Eine der wesentlichen Herausforderungen im Straßenverkehr ist, die Anzahl an Verkehrstoten zu reduzieren. Insgesamt sterben bei Unfällen weltweit jährlich mehr als 1,2 Millionen Menschen [1]. Um Lösungen zu identifizieren, starteten in Europa bereits verschiedene Initiativen, die sich damit und vor allem mit dem Verhindern von Unfällen beschäftigen. Ein Lösungsansatz sind Fahrerassistenzsysteme (FAS). Deren Wirkung wurde in den vergangenen Jahren vorrangig in Feldversuchen analysiert, wobei einige davon zum Beispiel in den USA bereits abgeschlossen sind [2, 3]. Ein wesentlicher Schritt beim Auswerten dieser Feldversuche ist, systemrelevante Fahrsituationen wie kritische Ereignisse und Fahrstreifenwechsel zu erkennen. In vorausgegangenen Feldversuchen wurden diese Fahrsituationen sowohl anhand von Fahrzeugdaten als auch von Videodaten detektiert [4, 5]. Mithilfe der Videodaten können die auf Basis der Fahrzeugdaten erkannten Situationen validiert werden. Die aufgezeichnete Datenmenge ist aufgrund der Anzahl der teilnehmenden Fahrzeuge und der Dauer des Experiments jedoch sehr hoch. Daraus resultiert eine lange Auswertezeit der Daten. Insbesondere das manuelle Auswerten aufgezeichneter Videodaten ist mit einem hohen Zeitaufwand verbunden. Um diesen Aufwand zu reduzieren, haben Wissenschaftler des Instituts für Kraftfahrzeuge der RWTH Aachen University (Ika) im Feldversuch „euroFOT“ (Field Operational Test, FOT) basierend auf Fahrzeugdaten unter anderem eine automatisierte Situationserkennung entwickelt. Diese durchsucht die Fahrzeugdaten nach bestimmten Mustern und Kombinationen verschiedener Bedingungen und spart damit wertvolle Zeit, erfordert aber gleichzeitig eine hohe Rechenleistung [6]. Für den Feldversuch kommen insgesamt etwa 1000 Fahrzeuge mit verschiedenen Fahrerassistenzsystemen zum Einsatz. Die Flotte wird von fünf Fahrzeugmanagementzentren (FMZ) koordiniert. Im FMZ German1 ist das Ika für die Betreuung einer Fahrzeugflotte von 200 Fahrzeugen verantwortlich, die sich aus 60 Nutzfahrzeugen (Nfz) von MAN, 100 Personenkraftwagen (Pkw) von Ford und 40 Pkw von VW zusammensetzt.

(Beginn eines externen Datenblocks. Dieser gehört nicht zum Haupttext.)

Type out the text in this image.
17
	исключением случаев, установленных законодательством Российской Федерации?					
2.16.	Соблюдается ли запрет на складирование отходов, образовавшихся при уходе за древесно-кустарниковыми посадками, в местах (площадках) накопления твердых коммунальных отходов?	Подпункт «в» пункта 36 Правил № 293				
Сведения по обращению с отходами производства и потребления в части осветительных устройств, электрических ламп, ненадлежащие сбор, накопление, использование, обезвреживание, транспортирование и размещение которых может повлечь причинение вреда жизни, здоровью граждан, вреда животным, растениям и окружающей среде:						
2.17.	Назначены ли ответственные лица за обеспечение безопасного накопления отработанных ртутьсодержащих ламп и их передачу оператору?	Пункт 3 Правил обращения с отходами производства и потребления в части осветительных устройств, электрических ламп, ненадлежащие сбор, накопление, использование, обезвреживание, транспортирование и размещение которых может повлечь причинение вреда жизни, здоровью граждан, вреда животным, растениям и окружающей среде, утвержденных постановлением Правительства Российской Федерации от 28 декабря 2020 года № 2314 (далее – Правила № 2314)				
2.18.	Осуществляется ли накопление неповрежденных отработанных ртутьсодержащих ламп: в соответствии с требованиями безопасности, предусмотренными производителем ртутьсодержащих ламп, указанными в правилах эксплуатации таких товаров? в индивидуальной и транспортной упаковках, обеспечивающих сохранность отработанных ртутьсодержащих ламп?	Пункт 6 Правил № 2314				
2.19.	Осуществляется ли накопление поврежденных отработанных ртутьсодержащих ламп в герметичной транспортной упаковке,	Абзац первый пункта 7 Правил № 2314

Situationen automatisiert erkennen

Ein entscheidender Prozess für eine kurze Auswertedauer ist das automatisierte Erkennen von systemrelevanten Fahrsituationen, auf deren Basis aufgetretene Ereignisse dann statistisch ausgewertet werden [7]. Eine wesentliche Herausforderung im German1-FMZ war, relevante Situationen ohne eine weitere Verifikation durch Videodaten zuverlässig zu erkennen.Die Auswertung von Testdaten innerhalb der fünfmonatigen Pilotphase hat gezeigt, dass der aus der Literatur entnommene Parametersatz zu einer großen Anzahl von Falscherkennungen führt. Dieser Parametersatz wurde zum Teil in verschiedenen bereits durchgeführten FOTs verwendet [2, 3]. Allerdings wurden bei diesen FOTs zusätzlich Videodaten zur Verifikation genutzt, sodass die Parameter häufig nur der Identifizierung möglicher relevanter Situationen dienten. Eine finale Bewertung dieser Situation erfolgte dann erst durch Auswerten entsprechender Videodaten. Für ein zuverlässigeres Erkennen der Situationen haben Ika-Wissenschaftler daher bereits innerhalb der Pilotphase von „euroFOT“ einige Fahrzeuge mit Videokameras ausgestattet, zirka 40 Stunden an Video- und CAN-Daten ausgewertet und den Erkennungsalgorithmus so iterativ optimiert. Damit konnte bereits im weiteren Verlauf der Pilotphase das Erkennen von Situationen signifikant verbessert werden.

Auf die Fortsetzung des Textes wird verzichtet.